Helen of Troy (1956)
6/10
Even the hardiest of Robert Wise fans tend to give this one a miss.
4 July 2021
Even the hardiest of Robert Wise fans tend to give this one a miss, (which isn't surprising if you have to sit through the overture), but it certainly isn't the worst of the widescreen epics that the studios churned out in the fifties in an attempt to drag audiences away from their television sets. "Helen of Troy" was another international co-production, filmed at Cinecitta and various locations in Italy and it certainly looked the part, (the battle scenes are particularly spectacular). Unfortunately, the script is a mish-mash of bad dialogue and well-known phrases, (at one point Helen actually says 'Beware of the Greeks bearing gifts'), mouthed in English by leads who couldn't really speak the language.
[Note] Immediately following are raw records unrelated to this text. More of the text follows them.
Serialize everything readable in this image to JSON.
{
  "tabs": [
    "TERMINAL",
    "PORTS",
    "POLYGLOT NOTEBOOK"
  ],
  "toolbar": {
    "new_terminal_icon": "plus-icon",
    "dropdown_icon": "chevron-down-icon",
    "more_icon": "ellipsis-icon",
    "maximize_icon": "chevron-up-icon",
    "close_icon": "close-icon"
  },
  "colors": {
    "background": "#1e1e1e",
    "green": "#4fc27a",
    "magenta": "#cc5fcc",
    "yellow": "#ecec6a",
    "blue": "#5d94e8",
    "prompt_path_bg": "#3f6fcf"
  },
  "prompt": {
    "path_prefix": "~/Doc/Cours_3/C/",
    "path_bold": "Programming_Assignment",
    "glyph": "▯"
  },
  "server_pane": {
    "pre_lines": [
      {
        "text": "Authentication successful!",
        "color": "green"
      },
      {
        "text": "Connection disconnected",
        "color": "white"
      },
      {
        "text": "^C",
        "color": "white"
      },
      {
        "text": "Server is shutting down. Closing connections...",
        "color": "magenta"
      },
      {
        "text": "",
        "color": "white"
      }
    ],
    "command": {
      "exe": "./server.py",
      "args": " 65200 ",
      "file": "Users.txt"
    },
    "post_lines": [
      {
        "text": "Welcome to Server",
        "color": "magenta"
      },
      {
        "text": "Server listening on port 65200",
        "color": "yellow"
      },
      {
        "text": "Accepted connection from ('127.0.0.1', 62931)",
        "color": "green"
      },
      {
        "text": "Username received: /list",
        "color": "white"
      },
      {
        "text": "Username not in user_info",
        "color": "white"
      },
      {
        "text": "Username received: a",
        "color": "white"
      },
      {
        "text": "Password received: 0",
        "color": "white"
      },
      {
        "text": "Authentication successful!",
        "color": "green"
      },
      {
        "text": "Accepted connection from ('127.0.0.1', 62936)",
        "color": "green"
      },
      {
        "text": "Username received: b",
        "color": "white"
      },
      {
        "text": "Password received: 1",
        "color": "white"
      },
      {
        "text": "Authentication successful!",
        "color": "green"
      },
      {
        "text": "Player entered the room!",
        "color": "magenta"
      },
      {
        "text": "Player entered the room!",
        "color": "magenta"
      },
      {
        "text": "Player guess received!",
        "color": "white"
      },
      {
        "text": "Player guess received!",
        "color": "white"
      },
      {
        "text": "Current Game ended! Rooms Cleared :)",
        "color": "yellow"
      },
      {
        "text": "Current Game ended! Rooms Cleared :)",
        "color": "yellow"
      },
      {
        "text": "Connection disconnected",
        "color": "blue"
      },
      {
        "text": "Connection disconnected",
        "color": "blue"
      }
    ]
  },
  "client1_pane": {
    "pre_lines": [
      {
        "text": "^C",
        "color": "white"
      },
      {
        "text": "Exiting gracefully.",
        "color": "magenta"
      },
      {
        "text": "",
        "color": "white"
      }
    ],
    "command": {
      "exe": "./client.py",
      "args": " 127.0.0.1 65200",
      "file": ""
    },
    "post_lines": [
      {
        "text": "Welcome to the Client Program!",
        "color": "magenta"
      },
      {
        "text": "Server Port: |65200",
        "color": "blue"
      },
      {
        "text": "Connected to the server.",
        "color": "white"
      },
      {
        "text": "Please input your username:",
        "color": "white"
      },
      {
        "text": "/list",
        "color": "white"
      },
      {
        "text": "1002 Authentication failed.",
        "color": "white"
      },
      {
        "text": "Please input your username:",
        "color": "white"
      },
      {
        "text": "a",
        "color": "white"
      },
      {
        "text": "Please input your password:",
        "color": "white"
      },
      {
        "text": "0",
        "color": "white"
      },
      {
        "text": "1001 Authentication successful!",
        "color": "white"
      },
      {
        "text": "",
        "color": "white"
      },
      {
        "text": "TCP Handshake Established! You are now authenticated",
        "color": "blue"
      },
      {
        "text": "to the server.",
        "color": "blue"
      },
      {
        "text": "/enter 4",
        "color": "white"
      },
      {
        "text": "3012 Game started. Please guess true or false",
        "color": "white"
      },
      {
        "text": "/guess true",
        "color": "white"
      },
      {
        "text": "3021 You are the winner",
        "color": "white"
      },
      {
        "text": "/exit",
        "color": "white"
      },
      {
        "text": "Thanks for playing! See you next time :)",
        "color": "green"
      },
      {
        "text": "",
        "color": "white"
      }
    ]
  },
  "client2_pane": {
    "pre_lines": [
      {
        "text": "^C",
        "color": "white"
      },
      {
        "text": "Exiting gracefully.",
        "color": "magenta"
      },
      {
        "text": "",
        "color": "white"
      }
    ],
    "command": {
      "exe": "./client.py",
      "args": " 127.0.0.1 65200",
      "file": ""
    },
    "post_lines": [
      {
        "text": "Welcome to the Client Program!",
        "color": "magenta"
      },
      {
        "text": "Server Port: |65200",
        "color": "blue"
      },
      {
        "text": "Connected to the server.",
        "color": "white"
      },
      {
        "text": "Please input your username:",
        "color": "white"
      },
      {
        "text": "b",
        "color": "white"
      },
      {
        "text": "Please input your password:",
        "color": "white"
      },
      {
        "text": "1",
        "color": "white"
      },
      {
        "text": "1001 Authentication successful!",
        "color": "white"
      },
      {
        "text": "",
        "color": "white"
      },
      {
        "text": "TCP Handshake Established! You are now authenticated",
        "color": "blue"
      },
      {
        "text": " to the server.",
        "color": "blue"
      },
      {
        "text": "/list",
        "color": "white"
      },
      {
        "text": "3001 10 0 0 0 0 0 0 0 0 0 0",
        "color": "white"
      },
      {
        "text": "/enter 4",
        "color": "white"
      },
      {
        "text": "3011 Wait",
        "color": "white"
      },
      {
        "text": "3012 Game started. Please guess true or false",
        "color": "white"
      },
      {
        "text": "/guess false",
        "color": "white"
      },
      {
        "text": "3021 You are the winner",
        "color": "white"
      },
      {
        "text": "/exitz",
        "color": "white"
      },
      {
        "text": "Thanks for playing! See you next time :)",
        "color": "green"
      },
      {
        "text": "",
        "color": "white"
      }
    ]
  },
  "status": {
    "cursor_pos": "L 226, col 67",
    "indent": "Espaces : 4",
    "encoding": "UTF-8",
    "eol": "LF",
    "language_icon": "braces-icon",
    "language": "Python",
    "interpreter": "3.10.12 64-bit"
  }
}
Rossana Podesta who played Helen is said to have learned her lines phonetically while Jacques Sernas, (Paris), has a voice clearly not emanating from the rest of him. Then there's a young Brigitte Bardot while various Spartans and Trojans include Cedric Hardwicke, Niall MacGinnis, Torin Thatcher, Harry Andrews, Ronald Lewis and Stanley Baker as Achilles the Heel. It's not much of a movie but as schoolboy adventure yarns go it's certainly entertaining and will brighten a dull afternoon any day.